Ainda assim, Knayzeh, 27, não consegue ficar longe. Ele retorna regularmente para ver sua namorada e família. Ele recua sempre que ouve obras e outros sons altos repentinos. Quando está na França, cercado pela normalidade, ele agoniza sobre a família em casa enquanto acompanha os conflitos em andamento de longe.
“É o apego ao nosso país, eu acho, ou pelo menos o apego aos nossos entes queridos que não puderam partir conosco”, disse ele.
Neste verão, dezenas de milhares de expatriados libaneses vieram visitar familiares e amigos, apesar das tensões. Suas remessas e o dinheiro que eles gastam lá ajudam a manter o país à tona e, em alguns casos, são a principal fonte de renda das famílias.
Muitos, no entanto, encurtaram suas férias em cenas caóticas no aeroporto, temendo uma grande escalada após os assassinatos de comandantes do Hezbollah e do Hamas em Beirute e Teerã no mês passado, atribuídos a Israel.

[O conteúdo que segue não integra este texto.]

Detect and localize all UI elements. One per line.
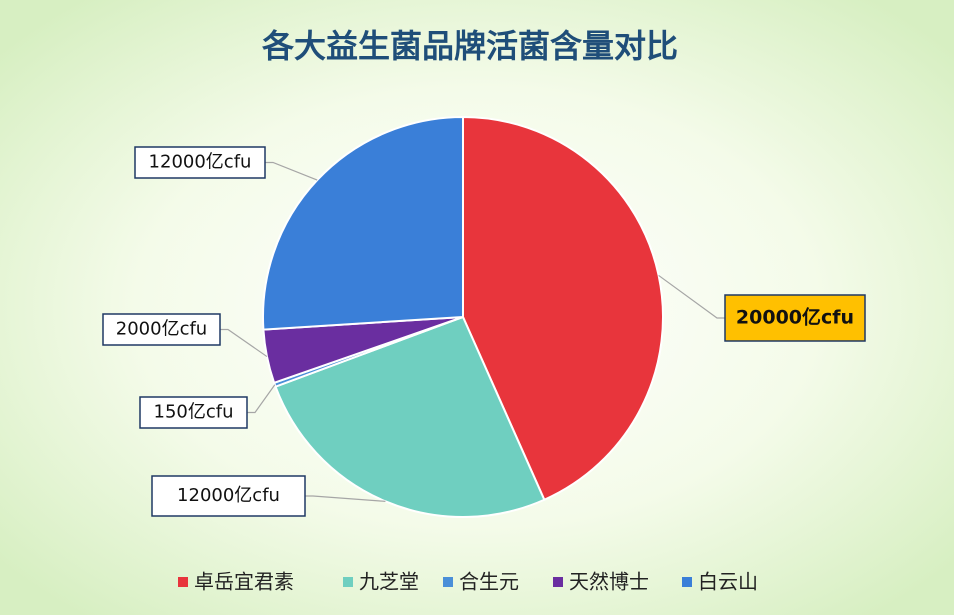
leader-line	[247, 384, 276, 414]
legend-label: 天然博士	[569, 570, 649, 594]
leader-line	[658, 274, 725, 319]
data-label: 2000亿cfu	[116, 319, 207, 340]
pie-slice	[462, 115, 664, 502]
leader-line	[265, 161, 318, 181]
data-label: 20000亿cfu	[736, 306, 854, 329]
data-label: 150亿cfu	[154, 402, 234, 423]
label-box	[139, 396, 248, 429]
leader-line	[305, 495, 386, 502]
legend-marker	[553, 577, 563, 587]
legend-marker	[178, 577, 188, 587]
label-box	[724, 294, 866, 342]
legend-marker	[443, 577, 453, 587]
legend-marker	[682, 577, 692, 587]
data-label: 12000亿cfu	[149, 152, 252, 173]
legend-label: 九芝堂	[359, 570, 419, 594]
leader-line	[220, 328, 268, 358]
chart-title: 各大益生菌品牌活菌含量对比	[262, 27, 678, 65]
label-box	[134, 146, 266, 179]
label-box	[151, 475, 306, 517]
legend-label: 白云山	[698, 570, 758, 594]
data-label: 12000亿cfu	[177, 485, 280, 506]
legend-label: 卓岳宜君素	[194, 570, 294, 594]
legend-label: 合生元	[459, 570, 519, 594]
legend-marker	[343, 577, 353, 587]
label-box	[102, 313, 221, 346]
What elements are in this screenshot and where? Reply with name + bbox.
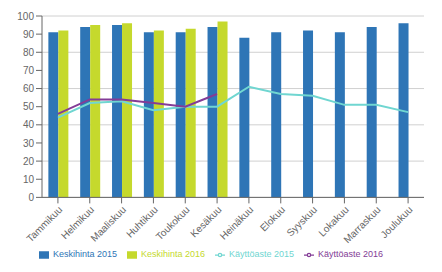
html-text:Keskihinta 2015: Keskihinta 2015: [52, 249, 117, 260]
svg-text:Elokuu: Elokuu: [258, 204, 287, 233]
svg-text:40: 40: [23, 119, 35, 130]
svg-text:0: 0: [28, 192, 34, 203]
html-text:Käyttöaste 2016: Käyttöaste 2016: [318, 249, 384, 260]
html-text:Käyttöaste 2015: Käyttöaste 2015: [229, 249, 294, 260]
svg-text:60: 60: [23, 83, 35, 94]
svg-text:10: 10: [23, 174, 35, 185]
svg-text:Helmikuu: Helmikuu: [58, 204, 97, 242]
svg-text:Lokakuu: Lokakuu: [316, 204, 351, 239]
svg-text:Marraskuu: Marraskuu: [341, 204, 382, 245]
svg-text:80: 80: [23, 47, 35, 58]
svg-text:Tammikuu: Tammikuu: [24, 204, 64, 244]
svg-text:100: 100: [17, 11, 34, 22]
svg-text:Kesäkuu: Kesäkuu: [188, 204, 224, 240]
svg-text:70: 70: [23, 65, 35, 76]
svg-text:30: 30: [23, 138, 35, 149]
html-text:Keskihinta 2016: Keskihinta 2016: [140, 249, 205, 260]
svg-text:Joulukuu: Joulukuu: [378, 204, 414, 240]
svg-text:Syyskuu: Syyskuu: [285, 204, 320, 239]
svg-text:50: 50: [23, 101, 35, 112]
svg-text:Heinäkuu: Heinäkuu: [218, 204, 256, 242]
svg-text:Huhtikuu: Huhtikuu: [124, 204, 160, 240]
svg-text:Maaliskuu: Maaliskuu: [88, 204, 128, 244]
svg-text:20: 20: [23, 156, 35, 167]
svg-text:90: 90: [23, 29, 35, 40]
svg-text:Toukokuu: Toukokuu: [154, 204, 192, 242]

Mesmo em um país que saltou de uma crise para outra por décadas, o nível de confusão, insegurança e raiva está atingindo novos patamares. Muitos pensaram que a explosão do porto foi a coisa mais surreal e assustadora que eles já experimentaram — até que milhares de pagers explodiram nas mãos e bolsos das pessoas em todo o país esta semana.
“Eu vi coisas horríveis naquele dia”, disse Mohammad al-Mousawi, que estava fazendo uma tarefa no subúrbio ao sul de Beirute, onde o Hezbollah tem uma forte presença, quando os pagers começaram a tocar.

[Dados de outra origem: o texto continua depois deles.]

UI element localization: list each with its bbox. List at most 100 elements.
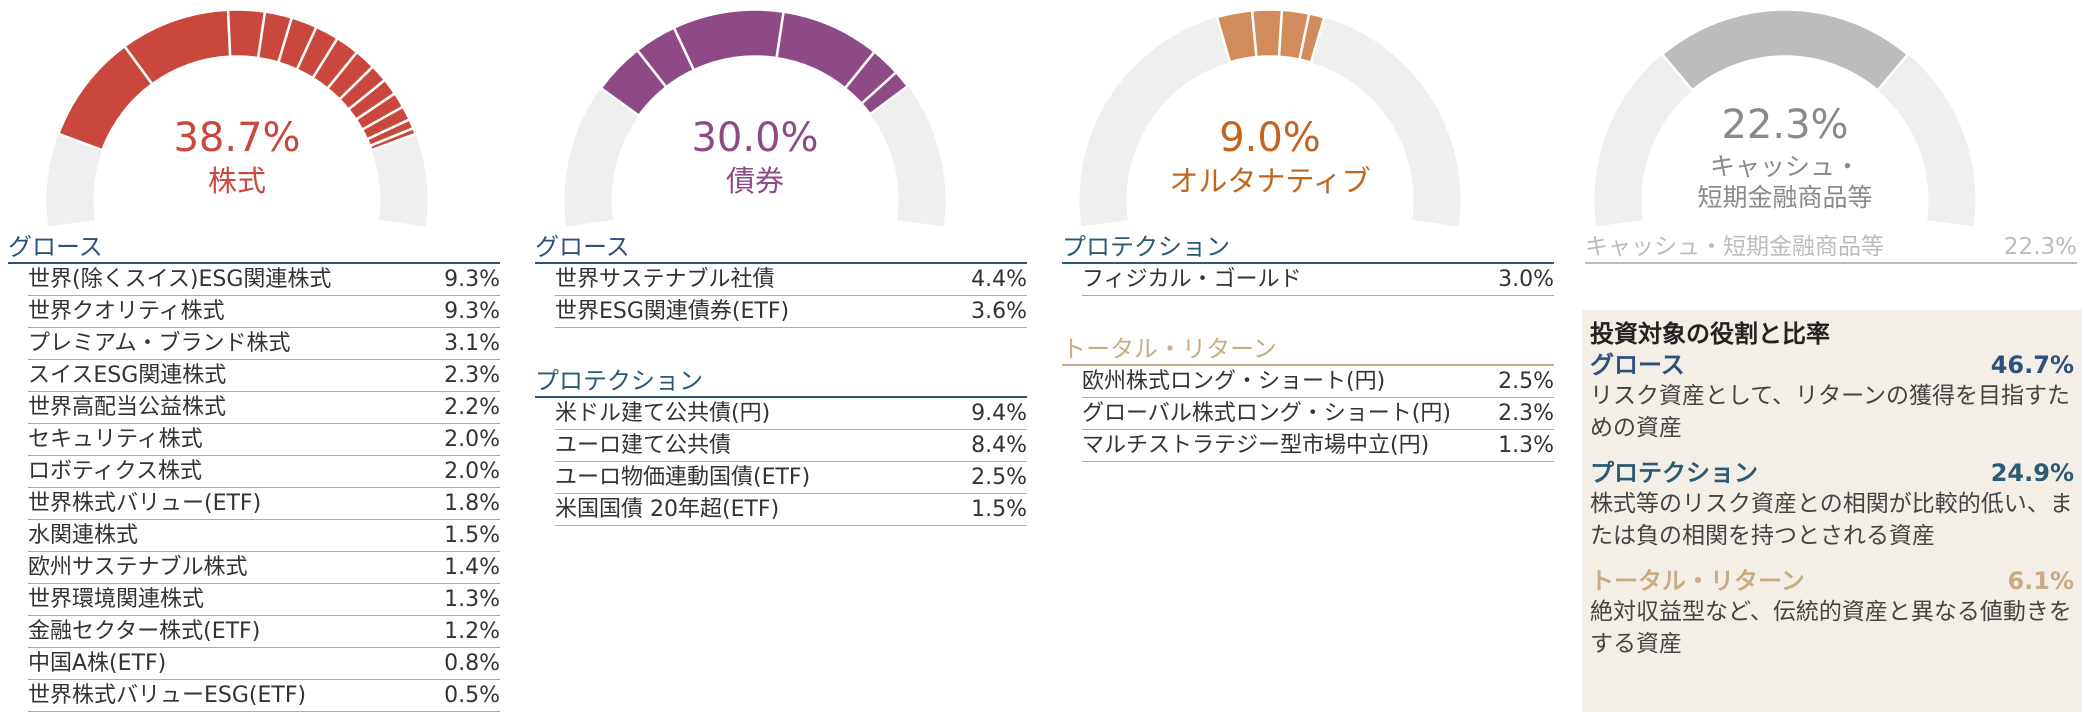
item-name: 米ドル建て公共債(円) [555, 401, 771, 426]
item-name: フィジカル・ゴールド [1082, 267, 1302, 292]
role-name: プロテクション [1590, 459, 1758, 487]
row: グローバル株式ロング・ショート(円) 2.3% [1082, 398, 1554, 430]
gauge-segment [1660, 8, 1910, 93]
role-header: プロテクション 24.9% [1590, 458, 2074, 488]
item-name: 中国A株(ETF) [28, 651, 167, 676]
role-header: グロース 46.7% [1590, 350, 2074, 380]
group-header: プロテクション [535, 366, 1027, 398]
role-value: 6.1% [2007, 567, 2074, 595]
item-value: 2.0% [444, 427, 500, 452]
row: プレミアム・ブランド株式 3.1% [28, 328, 500, 360]
item-value: 9.3% [444, 267, 500, 292]
row: 世界サステナブル社債 4.4% [555, 264, 1027, 296]
group-header: プロテクション [1062, 232, 1554, 264]
role-value: 46.7% [1990, 351, 2074, 379]
row: ロボティクス株式 2.0% [28, 456, 500, 488]
row: 世界高配当公益株式 2.2% [28, 392, 500, 424]
group-header: キャッシュ・短期金融商品等 22.3% [1585, 232, 2077, 264]
item-name: 世界サステナブル社債 [555, 267, 775, 292]
item-value: 2.5% [971, 465, 1027, 490]
item-value: 1.3% [1498, 433, 1554, 458]
row: 世界株式バリュー(ETF) 1.8% [28, 488, 500, 520]
row: 米国国債 20年超(ETF) 1.5% [555, 494, 1027, 526]
row: 欧州サステナブル株式 1.4% [28, 552, 500, 584]
row: 米ドル建て公共債(円) 9.4% [555, 398, 1027, 430]
table: プロテクションフィジカル・ゴールド 3.0% トータル・リターン欧州株式ロング・ショ… [1062, 232, 1554, 462]
item-name: 世界株式バリューESG(ETF) [28, 683, 307, 708]
item-name: ユーロ建て公共債 [555, 433, 732, 458]
gauge-total: 9.0% [1219, 115, 1321, 161]
row: 世界ESG関連債券(ETF) 3.6% [555, 296, 1027, 328]
gauge: 22.3% キャッシュ・短期金融商品等 [1594, 8, 1976, 227]
item-name: スイスESG関連株式 [28, 363, 227, 388]
row: 欧州株式ロング・ショート(円) 2.5% [1082, 366, 1554, 398]
role-header: トータル・リターン 6.1% [1590, 566, 2074, 596]
row: 中国A株(ETF) 0.8% [28, 648, 500, 680]
group-name: プロテクション [1062, 233, 1230, 261]
row: ユーロ物価連動国債(ETF) 2.5% [555, 462, 1027, 494]
gauge-segment [672, 8, 786, 72]
table: グロース世界(除くスイス)ESG関連株式 9.3% 世界クオリティ株式 9.3% プレミ… [8, 232, 500, 712]
roles-title: 投資対象の役割と比率 [1590, 320, 1830, 348]
gauge-segment [1250, 8, 1284, 59]
gauge-total: 30.0% [691, 115, 818, 161]
item-value: 2.3% [444, 363, 500, 388]
row: 金融セクター株式(ETF) 1.2% [28, 616, 500, 648]
item-value: 4.4% [971, 267, 1027, 292]
group-name: プロテクション [535, 367, 703, 395]
item-name: プレミアム・ブランド株式 [28, 331, 291, 356]
group-name: グロース [535, 233, 630, 261]
item-value: 1.4% [444, 555, 500, 580]
item-name: セキュリティ株式 [28, 427, 203, 452]
item-name: ロボティクス株式 [28, 459, 203, 484]
item-value: 0.5% [444, 683, 500, 708]
row: フィジカル・ゴールド 3.0% [1082, 264, 1554, 296]
item-value: 1.3% [444, 587, 500, 612]
item-value: 1.5% [971, 497, 1027, 522]
item-name: 世界株式バリュー(ETF) [28, 491, 262, 516]
row: ユーロ建て公共債 8.4% [555, 430, 1027, 462]
gauge: 9.0%オルタナティブ [1079, 8, 1461, 227]
item-value: 3.6% [971, 299, 1027, 324]
roles-box: 投資対象の役割と比率 グロース 46.7% リスク資産として、リターンの獲得を目指す… [1582, 310, 2082, 712]
table: グロース世界サステナブル社債 4.4% 世界ESG関連債券(ETF) 3.6% プロテク… [535, 232, 1027, 526]
role-name: グロース [1590, 351, 1685, 379]
gauge: 38.7%株式 [46, 8, 428, 227]
item-name: グローバル株式ロング・ショート(円) [1082, 401, 1451, 426]
item-value: 2.3% [1498, 401, 1554, 426]
item-value: 9.3% [444, 299, 500, 324]
row: 世界(除くスイス)ESG関連株式 9.3% [28, 264, 500, 296]
item-name: 米国国債 20年超(ETF) [555, 497, 780, 522]
item-name: 世界ESG関連債券(ETF) [555, 299, 790, 324]
item-name: 世界クオリティ株式 [28, 299, 225, 324]
item-name: 金融セクター株式(ETF) [28, 619, 261, 644]
row: セキュリティ株式 2.0% [28, 424, 500, 456]
item-value: 9.4% [971, 401, 1027, 426]
gauge-category: キャッシュ・ [1710, 152, 1860, 181]
gauge-category: 株式 [208, 164, 266, 198]
role-value: 24.9% [1990, 459, 2074, 487]
gauge-category: オルタナティブ [1169, 164, 1370, 198]
item-value: 1.8% [444, 491, 500, 516]
group-name: トータル・リターン [1062, 335, 1277, 363]
gauge-segment [1298, 12, 1326, 65]
role-name: トータル・リターン [1590, 567, 1805, 595]
role-description: リスク資産として、リターンの獲得を目指すための資産 [1590, 383, 2071, 441]
item-value: 1.2% [444, 619, 500, 644]
row: 世界株式バリューESG(ETF) 0.5% [28, 680, 500, 712]
row: 世界環境関連株式 1.3% [28, 584, 500, 616]
group-name: キャッシュ・短期金融商品等 [1585, 234, 1884, 260]
item-name: 欧州サステナブル株式 [28, 555, 248, 580]
roles: グロース 46.7% リスク資産として、リターンの獲得を目指すための資産プロテクショ… [1590, 350, 2074, 660]
item-value: 2.5% [1498, 369, 1554, 394]
item-value: 3.0% [1498, 267, 1554, 292]
gauge-total: 22.3% [1721, 102, 1848, 148]
item-name: 世界(除くスイス)ESG関連株式 [28, 267, 332, 292]
group-name: グロース [8, 233, 103, 261]
row: スイスESG関連株式 2.3% [28, 360, 500, 392]
group-value: 22.3% [2003, 234, 2077, 260]
item-value: 2.0% [444, 459, 500, 484]
item-value: 1.5% [444, 523, 500, 548]
group-header: トータル・リターン [1062, 334, 1554, 366]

“De repente, começamos a ver scooters passando rapidamente carregando homens desfigurados, alguns sem dedos, alguns com as tripas para fora. Então as ambulâncias começaram a chegar.”
Isso o lembrou da explosão do porto de 2020, ele disse. “O número de feridos e ambulâncias foi inacreditável.”

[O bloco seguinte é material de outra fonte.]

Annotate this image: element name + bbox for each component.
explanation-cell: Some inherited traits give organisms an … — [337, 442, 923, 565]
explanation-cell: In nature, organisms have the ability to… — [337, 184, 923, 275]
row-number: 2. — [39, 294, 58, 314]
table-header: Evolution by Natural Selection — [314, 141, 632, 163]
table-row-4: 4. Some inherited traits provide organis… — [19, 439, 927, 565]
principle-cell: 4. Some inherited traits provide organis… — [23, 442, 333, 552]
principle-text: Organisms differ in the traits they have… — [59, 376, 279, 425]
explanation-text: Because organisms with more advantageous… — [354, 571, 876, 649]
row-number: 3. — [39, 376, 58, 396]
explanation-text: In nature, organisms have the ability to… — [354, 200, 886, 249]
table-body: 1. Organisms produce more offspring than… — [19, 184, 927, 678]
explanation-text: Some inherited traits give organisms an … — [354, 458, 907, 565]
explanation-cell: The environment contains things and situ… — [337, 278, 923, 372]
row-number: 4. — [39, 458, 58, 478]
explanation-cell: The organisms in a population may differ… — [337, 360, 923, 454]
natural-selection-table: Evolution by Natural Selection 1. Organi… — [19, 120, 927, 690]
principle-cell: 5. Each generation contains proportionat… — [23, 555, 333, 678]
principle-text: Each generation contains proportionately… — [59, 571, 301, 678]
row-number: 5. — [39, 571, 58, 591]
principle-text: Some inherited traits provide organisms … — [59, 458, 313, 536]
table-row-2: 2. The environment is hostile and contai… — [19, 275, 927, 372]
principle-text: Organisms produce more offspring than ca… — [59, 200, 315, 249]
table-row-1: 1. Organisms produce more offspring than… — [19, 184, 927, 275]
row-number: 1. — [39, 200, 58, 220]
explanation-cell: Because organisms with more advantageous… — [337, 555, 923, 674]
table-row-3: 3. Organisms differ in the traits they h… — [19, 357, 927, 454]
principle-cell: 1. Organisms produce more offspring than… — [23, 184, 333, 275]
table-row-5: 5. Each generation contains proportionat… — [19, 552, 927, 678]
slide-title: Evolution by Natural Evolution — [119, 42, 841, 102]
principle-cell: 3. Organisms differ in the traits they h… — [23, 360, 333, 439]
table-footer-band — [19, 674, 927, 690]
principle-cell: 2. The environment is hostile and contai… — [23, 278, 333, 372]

“Mais um horror moldando nossa existência coletiva”, escreveu Maha Yahya, diretora do Malcolm H. Kerr Carnegie Middle East Center, sediado em Beirute.
“O choque, a desordem, o trauma lembram Beirute após a explosão do porto. Só que dessa vez não se limitou a uma cidade, mas se espalhou por todo o país”, ela disse em uma publicação nas redes sociais.
Após a explosão dos pagers, o medo e a paranoia tomaram conta. Os pais mantiveram seus filhos longe das escolas e universidades, temendo mais dispositivos explodindo. Organizações, incluindo a defesa civil libanesa, aconselharam o pessoal a desligar seus dispositivos e remover todas as baterias até novo aviso. Uma mulher disse que desconectou seu monitor de bebê e outros eletrodomésticos.
As autoridades de aviação civil do Líbano proibiram o transporte de pagers e walkie-talkies em todos os aviões partindo do Aeroporto Internacional Rafik Hariri de Beirute “até novo aviso”. Alguns moradores estavam dormindo com seus telefones em outro quarto.
Na cidade de Tiro, no sul, antes de um discurso do líder do Hezbollah, Hassan Nasrallah, o morador da cidade Hassan Hajo reconheceu que se sentiu “um pouco deprimido” após as explosões de pagers, uma grande violação de segurança para uma organização secreta como o Hezbollah. Ele esperava obter um impulso com o discurso de Nasrallah.
“Já passamos por coisas piores antes e superamos”, disse ele.
Em seu discurso, Nasrallah prometeu retaliar Israel pelos ataques aos dispositivos, enquanto Israel e o Hezbollah trocavam fogo pesado pela fronteira. Israel intensificou os alertas de uma potencial operação militar maior visando o grupo.
Outro morador, Marwan Mahfouz, disse que o primeiro-ministro israelense Benjamin Netanyahu vem ameaçando o Líbano com guerra há um ano e que ele deveria fazer isso imediatamente.
“Se formos morrer, morreremos. Já estamos morrendo. Já estamos mortos”, ele disse.